Un anno fa, il 29 maggio, i francesi votarono no
al referendum sul Trattato costituzionale europeo.
Tra contestazione della propria classe politica e
della situazione sociale, tra paure e fantasmi d’ogni
tipo, un amalgama di motivazioni portò al netto
rifiuto di una Carta percepita come un’ulteriore
esposizione al ciclone della mondializzazione. Il
55% dei francesi, spinti da una campagna ai confini
del populismo, nelle urne votò no. Aprirono
una breccia e tre giorni dopo furono gli olandesi
a replicare quel rifiuto.
Il Consiglio europeo che lo scorso giugno seguì
quel doppio rifiuto segnò la presa d’atto
della morte della Carta e dell’impasse nella
quale la costruzione di un’Europa politica si
era infilata. I Venticinque capi di stato e di governo
la chiamarono “pausa di riflessione”,
formula di malcelato imbarazzo che apriva un periodo
di navigazione a vista, d’attesa di tempi e
condizioni migliori, di deriva.
“Da un anno si vede un’Europa esitante,
senza strutture, senza istituzioni leggibili, senza
sostegno dell’opinione pubblica”. Alla
televisione Valéry Giscard d’Estaing,
presidente della Convenzione che aveva partorito il
Testo, commenta con amarezza quest’anniversario
e fa notare come la Francia sia stata penalizzata
e abbia perduto la sua posizione trainante con quella
scelta.
Contrariamente a quello che promettevano i partigiani
del no, nessun piano B era nascosto nei cassetti dei
“tecnocrati di Bruxelles” e ora l’Ue
continua a girare grazie all’applicazione del
Trattato di Nizza, che non può certamente definirsi
il migliore quadro istituzionale per un’Unione
a venticinque.
Certo un’influenza notevole il rifiuto francese
e olandese lo ha avuto su almeno un paio di questioni.

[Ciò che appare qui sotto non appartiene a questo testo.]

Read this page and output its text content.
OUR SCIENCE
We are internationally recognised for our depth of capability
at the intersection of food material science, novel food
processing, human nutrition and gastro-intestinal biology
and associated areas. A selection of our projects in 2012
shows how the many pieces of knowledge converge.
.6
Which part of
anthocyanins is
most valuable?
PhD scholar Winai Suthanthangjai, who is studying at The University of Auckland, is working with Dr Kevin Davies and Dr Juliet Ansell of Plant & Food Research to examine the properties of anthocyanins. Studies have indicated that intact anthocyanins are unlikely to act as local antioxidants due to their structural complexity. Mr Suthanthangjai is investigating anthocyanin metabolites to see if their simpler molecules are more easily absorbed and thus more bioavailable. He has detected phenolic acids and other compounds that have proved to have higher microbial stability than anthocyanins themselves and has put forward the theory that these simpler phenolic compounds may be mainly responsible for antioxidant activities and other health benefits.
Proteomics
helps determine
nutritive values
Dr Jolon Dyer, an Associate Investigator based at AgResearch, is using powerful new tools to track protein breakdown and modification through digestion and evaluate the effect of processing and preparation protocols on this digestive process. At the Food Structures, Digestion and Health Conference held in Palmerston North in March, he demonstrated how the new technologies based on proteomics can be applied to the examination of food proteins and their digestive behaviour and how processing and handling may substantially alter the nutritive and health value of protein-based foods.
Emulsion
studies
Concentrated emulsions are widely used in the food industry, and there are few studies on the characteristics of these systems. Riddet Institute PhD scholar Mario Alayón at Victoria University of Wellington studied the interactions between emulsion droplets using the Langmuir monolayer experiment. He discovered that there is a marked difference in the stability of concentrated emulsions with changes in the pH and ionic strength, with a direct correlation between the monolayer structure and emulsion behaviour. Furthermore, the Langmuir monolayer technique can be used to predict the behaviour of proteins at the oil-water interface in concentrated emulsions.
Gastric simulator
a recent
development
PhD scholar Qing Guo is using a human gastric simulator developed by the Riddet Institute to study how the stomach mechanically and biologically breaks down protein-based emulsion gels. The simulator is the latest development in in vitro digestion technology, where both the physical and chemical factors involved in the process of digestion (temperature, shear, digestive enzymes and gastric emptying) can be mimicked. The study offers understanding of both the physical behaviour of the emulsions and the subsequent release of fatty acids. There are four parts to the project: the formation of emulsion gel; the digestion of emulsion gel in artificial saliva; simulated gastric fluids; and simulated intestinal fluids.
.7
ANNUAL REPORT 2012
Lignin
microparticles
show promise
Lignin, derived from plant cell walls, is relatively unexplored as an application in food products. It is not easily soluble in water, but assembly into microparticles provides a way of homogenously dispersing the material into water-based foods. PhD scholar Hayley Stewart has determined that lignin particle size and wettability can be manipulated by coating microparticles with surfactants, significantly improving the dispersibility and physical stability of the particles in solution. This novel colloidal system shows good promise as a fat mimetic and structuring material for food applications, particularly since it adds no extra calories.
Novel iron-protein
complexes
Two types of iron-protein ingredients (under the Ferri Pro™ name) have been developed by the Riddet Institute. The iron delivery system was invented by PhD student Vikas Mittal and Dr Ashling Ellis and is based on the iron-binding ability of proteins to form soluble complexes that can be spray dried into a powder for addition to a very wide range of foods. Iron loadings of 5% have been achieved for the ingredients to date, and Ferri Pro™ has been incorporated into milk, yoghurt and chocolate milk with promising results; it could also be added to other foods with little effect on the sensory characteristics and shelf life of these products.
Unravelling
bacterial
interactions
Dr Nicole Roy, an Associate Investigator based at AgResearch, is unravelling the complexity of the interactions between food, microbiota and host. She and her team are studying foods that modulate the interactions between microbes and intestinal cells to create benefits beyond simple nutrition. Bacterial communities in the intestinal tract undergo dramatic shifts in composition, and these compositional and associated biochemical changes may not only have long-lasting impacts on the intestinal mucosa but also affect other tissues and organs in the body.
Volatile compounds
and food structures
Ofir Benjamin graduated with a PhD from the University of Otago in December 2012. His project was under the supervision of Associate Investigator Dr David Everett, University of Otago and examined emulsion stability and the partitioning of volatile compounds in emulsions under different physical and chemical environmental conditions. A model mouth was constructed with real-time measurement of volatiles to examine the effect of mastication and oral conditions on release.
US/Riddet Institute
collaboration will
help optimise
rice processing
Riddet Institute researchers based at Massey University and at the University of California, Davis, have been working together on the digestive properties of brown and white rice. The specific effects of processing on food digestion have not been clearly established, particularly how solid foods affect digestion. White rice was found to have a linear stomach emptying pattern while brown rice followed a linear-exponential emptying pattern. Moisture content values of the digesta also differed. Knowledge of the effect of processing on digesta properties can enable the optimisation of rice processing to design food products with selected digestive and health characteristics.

Non ci si può nascondere, infatti, che se la
celeberrima direttiva Bolkenstein per la liberalizzazione
del mercato dei servizi è stata spuntata della
sua componente più liberale, sia stato per
rispondere alle paure del dumping e della concorrenza
al ribasso “dell’idraulico polacco”;
e che, se un accento tutto rinnovato sia stato messo
sul concetto di “capacità assimilazione”
dell’Unione, è stato per rispondere alle
paure dei cittadini verso un’Europa dai confini
e l’identità non definiti e ai rischi
delle migrazioni.
Sottoscritta a Roma nell’ottobre 2004, la Costituzione
avrebbe dovuto essere ratificata da tutti gli stati
membri nel giro di due anni per entrare in vigore.
Allo stato attuale, oltre ai due rifiuti francese
e olandese che ne pregiudicano l’applicazione,
il testo è stato ratificato con procedura parlamentare
in quattordici paesi e per via referendaria in Spagna
e Lussemburgo. Gli altri hanno sospeso i processi
di ratifica fino al momento in cui si saprà
cosa fare di una Carta che ha solo vita apparente.
Tenuto a margine del dibattito europeo per tutto
lo scorso anno, intorno al tema Costituzione si sono
andati componendo due fronti: da una parte quelli
che il testo lo hanno già ratificato e che
quindi non ne vogliono ufficializzare il decesso e
dall’altra quelli che spingono per una rinegoziazione,
in prima linea quelli che l’hanno rifiutato
per referendum.
Le posizioni dei difensori dell’attuale Carta
si sono però, realisticamente, ammorbidite
e al vertice dello scorso 28 maggio a Klosterneuburg,
vicino Vienna, i ministri degli esteri dei venticinque
hanno convenuto che non si può ripresentare
lo stesso testo a francesi e olandesi e che quindi
un nuovo progetto vada negoziato pur mantenendo la
“sostanza politica” del vecchio.
Ursula Plassnik, la ministra degli esteri austriaca
che presiedeva la riunione, con un certo ottimismo
ha fatto notare come finalmente ora “il cielo
si sia schiarito e le nuvole di tempesta si siano
dissipate”. In realtà la situazione è
bloccata almeno fino all’anno prossimo. Non
a caso la “pausa di riflessione”, che
doveva durarne solo uno, è stata prorogata
di un altro anno.
In questo periodo d’attesa nei due paesi che
hanno rifiutato la Costituzione si terranno le elezioni
e si spera che il quadro politico e sociale diventi
più favorevole al processo di costruzione politica
del continente. Nuovi impulsi e proposte verranno
nel corso del primo semestre dell’anno prossimo,
quando la presidenza di turno dell’Ue spetterà
alla Germania, o durante il primo semestre 2008, quando
spetterà invece alla Francia e al suo nuovo
Presidente.
Come dire: tutto fermo aspettando la Francia.